La galería “La Marina. José Lorenzo” ofrece una selecta muestra de María Elena Gago ( A Coruña 1940-2011), que fue sin duda una de las pintoras coruñesas con más proyección, en su momento. Fue discípula de Lolita Díaz Baliño (tía de Isaac Díaz Pardo), de la que aprendió las técnicas del oficio; pero, dotada de una sensibilidad exquisita, pronto encontró su singular e inigualable lenguaje, caracterizado por la sutileza en el tratamiento del espacio, del cromatismo y sobre todo de su misteriosa luz. 
Hay algo de inefable, de inmaterial, de leve, en lo que constituye casi su principal temática: las estancias interiores, tan delicadas que se siente su fragilidad, incluso se dijera que, aunque  aparentemente realistas y sosegadas en una dulce y recogida atmósfera de tonalidades envolventes, son mucho más que habitaciones de una casa, son portales de paso hacia una ultra-realidad . 
También son mucho más que arquitecturas y que geometría aquellas obras suyas inspiradas en fábricas o naves industriales, pues también aquí el espacio encierra un enigma de laberintos, de aéreas perspectivas, de salidas anheladas y de proyectados sueños. 
Pinta límpidos espacios, con total ausencia de seres humanos y, por lo tanto también, con total ausencia de explícitos dramas, si exceptuamos la de una sugerida soledad; un silencio estático reposa sobre los objetos representados: pianos, camas, sofás, mesas, sillas o sillones isabelinos y su reverberación tácita se funde con la acariciante luz que, a veces, es de un aterciopelado color blanco marfil y, otras, se reposa en penumbras de matizados grises, de suaves ocres o de apagados siena. 
Para sus composiciones escoge especialmente rincones que sugieren intimidad, que propician el secreto, que hablan de recogimiento y que tanto se parecen a aquella loa que Baudelaire hacía del interior holandés: “lá tout n’est qu’ordre et beauté, luxe, calme et volupté...” (allí todo es orden, belleza, lujo, calma y voluptuosidad); no es extraño, pues, –dado esto– que se la haya comparado con Vermeer, salvo que aquí los habitantes de la casa y las ceremonias de la vida están elididas y hay algo de conventual, de místico acontecer que la hace más próxima a Zurbarán. 
También abre ventanas en ocasiones, como en “Alcoba” o “Dormitorio con balcón”, por las que entra a raudales la claridad arrastrando todas las sombras.
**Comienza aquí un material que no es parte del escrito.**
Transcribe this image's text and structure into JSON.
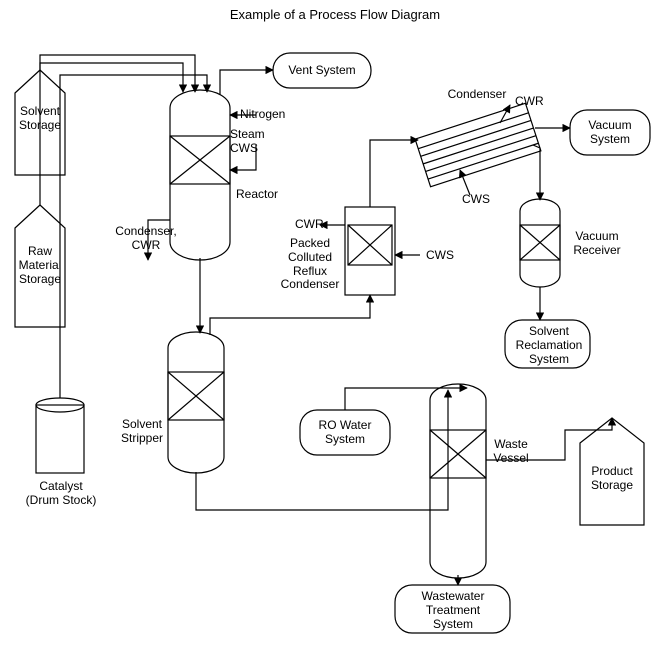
{
  "title": "Example of a Process Flow Diagram",
  "nodes": {
    "solventStorage": "Solvent\nStorage",
    "rawMaterialStorage": "Raw\nMaterial\nStorage",
    "catalyst": "Catalyst\n(Drum Stock)",
    "reactor": "Reactor",
    "ventSystem": "Vent System",
    "condenserCWR": "Condenser,\nCWR",
    "solventStripper": "Solvent\nStripper",
    "packedCondenser": "Packed\nColluted\nReflux\nCondenser",
    "condenser2": "Condenser",
    "vacuumSystem": "Vacuum\nSystem",
    "vacuumReceiver": "Vacuum\nReceiver",
    "solventReclamation": "Solvent\nReclamation\nSystem",
    "roWater": "RO Water\nSystem",
    "wasteVessel": "Waste\nVessel",
    "wastewater": "Wastewater\nTreatment\nSystem",
    "productStorage": "Product\nStorage"
  },
  "labels": {
    "nitrogen": "Nitrogen",
    "steamCWS": "Steam\nCWS",
    "cwr1": "CWR",
    "cws1": "CWS",
    "cwr2": "CWR",
    "cws2": "CWS"
  }
}
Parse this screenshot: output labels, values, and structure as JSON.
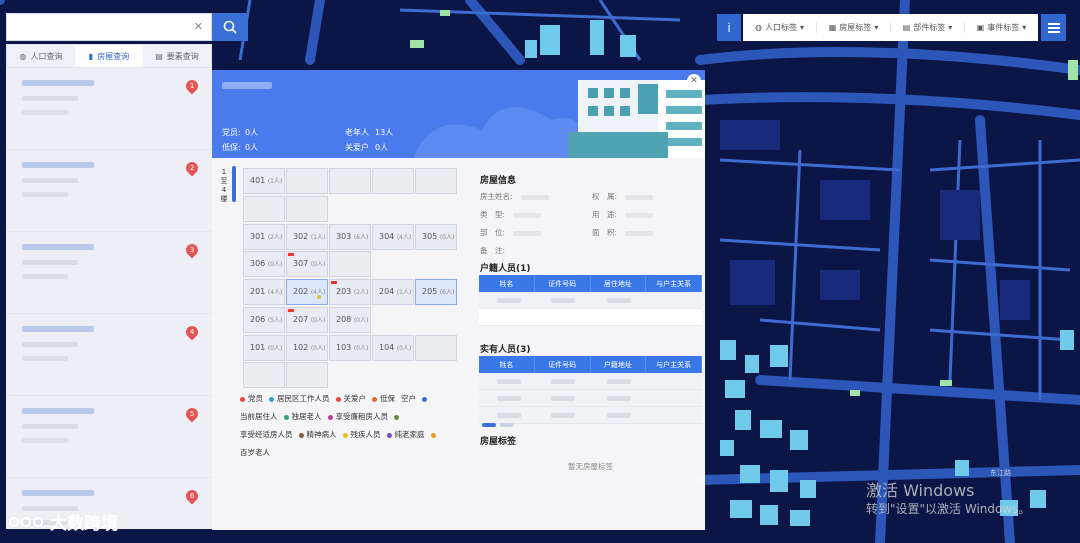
{
  "search": {
    "placeholder": ""
  },
  "tabs": [
    {
      "label": "人口查询",
      "icon": "globe-icon"
    },
    {
      "label": "房屋查询",
      "icon": "building-icon"
    },
    {
      "label": "要素查询",
      "icon": "layers-icon"
    }
  ],
  "list": {
    "pins": [
      "1",
      "2",
      "3",
      "4",
      "5",
      "6"
    ]
  },
  "toolbar": {
    "info_label": "i",
    "items": [
      {
        "label": "人口标签",
        "icon": "people-icon"
      },
      {
        "label": "房屋标签",
        "icon": "building-icon"
      },
      {
        "label": "部件标签",
        "icon": "component-icon"
      },
      {
        "label": "事件标签",
        "icon": "clipboard-icon"
      }
    ]
  },
  "panel": {
    "stats": {
      "party_label": "党员:",
      "party_value": "0人",
      "elderly_label": "老年人",
      "elderly_value": "13人",
      "lowinc_label": "低保:",
      "lowinc_value": "0人",
      "care_label": "关爱户",
      "care_value": "0人"
    },
    "floor_tab": "1至4楼",
    "rooms": [
      {
        "no": "401",
        "count": "(1人)"
      },
      {
        "no": "301",
        "count": "(2人)"
      },
      {
        "no": "302",
        "count": "(1人)"
      },
      {
        "no": "303",
        "count": "(6人)"
      },
      {
        "no": "304",
        "count": "(4人)"
      },
      {
        "no": "305",
        "count": "(0人)"
      },
      {
        "no": "306",
        "count": "(0人)"
      },
      {
        "no": "307",
        "count": "(0人)"
      },
      {
        "no": "201",
        "count": "(4人)"
      },
      {
        "no": "202",
        "count": "(4人)"
      },
      {
        "no": "203",
        "count": "(2人)"
      },
      {
        "no": "204",
        "count": "(1人)"
      },
      {
        "no": "205",
        "count": "(6人)"
      },
      {
        "no": "206",
        "count": "(5人)"
      },
      {
        "no": "207",
        "count": "(0人)"
      },
      {
        "no": "208",
        "count": "(0人)"
      },
      {
        "no": "101",
        "count": "(0人)"
      },
      {
        "no": "102",
        "count": "(0人)"
      },
      {
        "no": "103",
        "count": "(0人)"
      },
      {
        "no": "104",
        "count": "(0人)"
      }
    ],
    "legend": [
      {
        "label": "党员",
        "color": "#e04a3a"
      },
      {
        "label": "居民区工作人员",
        "color": "#2a9ed8"
      },
      {
        "label": "关爱户",
        "color": "#e04a3a"
      },
      {
        "label": "低保",
        "color": "#e06a2a"
      },
      {
        "label": "空户",
        "color": "#ffffff"
      },
      {
        "label": "",
        "color": "#3a6fd8"
      },
      {
        "label": "当前居住人",
        "color": "#ffffff"
      },
      {
        "label": "独居老人",
        "color": "#2aa87a"
      },
      {
        "label": "享受廉租房人员",
        "color": "#c03a9a"
      },
      {
        "label": "",
        "color": "#6a8a3a"
      },
      {
        "label": "享受经适房人员",
        "color": "#ffffff"
      },
      {
        "label": "精神病人",
        "color": "#8a5a3a"
      },
      {
        "label": "残疾人员",
        "color": "#e0c02a"
      },
      {
        "label": "纯老家庭",
        "color": "#7a4ac8"
      },
      {
        "label": "",
        "color": "#e0a02a"
      },
      {
        "label": "百岁老人",
        "color": "#ffffff"
      }
    ],
    "house_info": {
      "title": "房屋信息",
      "owner": "房主姓名:",
      "rights": "权　属:",
      "type": "类　型:",
      "usage": "用　途:",
      "part": "部　位:",
      "area": "面　积:",
      "remark": "备　注:"
    },
    "registered": {
      "title": "户籍人员(1)",
      "headers": [
        "姓名",
        "证件号码",
        "居住地址",
        "与户主关系"
      ]
    },
    "actual": {
      "title": "实有人员(3)",
      "headers": [
        "姓名",
        "证件号码",
        "户籍地址",
        "与户主关系"
      ]
    },
    "tags": {
      "title": "房屋标签",
      "empty": "暂无房屋标签"
    }
  },
  "watermark": {
    "line1": "激活 Windows",
    "line2": "转到\"设置\"以激活 Windows。"
  },
  "logo": {
    "text": "大数跨境"
  },
  "map_labels": {
    "road": "东江路"
  }
}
Otras veces, la luz queda atrapada en los vidrios cerrados configurando raros e indefinidos reflejos, o se filtra a su través posándose dulcemente sobre el recinto para crear un ámbito de paz e intimo sosiego; el cuadro “Sofá con ventanas” es un claro ejemplo de ello. 
Cuando mira hacia afuera (y lo hace poco) dibuja, tras un cuadriculado ventanal de carcomido hierro, el brumoso perfil siena de una fantasmal ciudad. Como decía Miguel González Garcés, en el estudio que le dedica en la Gran Enciclopedia Gallega, “Es la suya una pintura para poetas...”, pues habla con alma de poeta de lo intangible, de la sonoridad callada convertida en etérea y metafórica luz.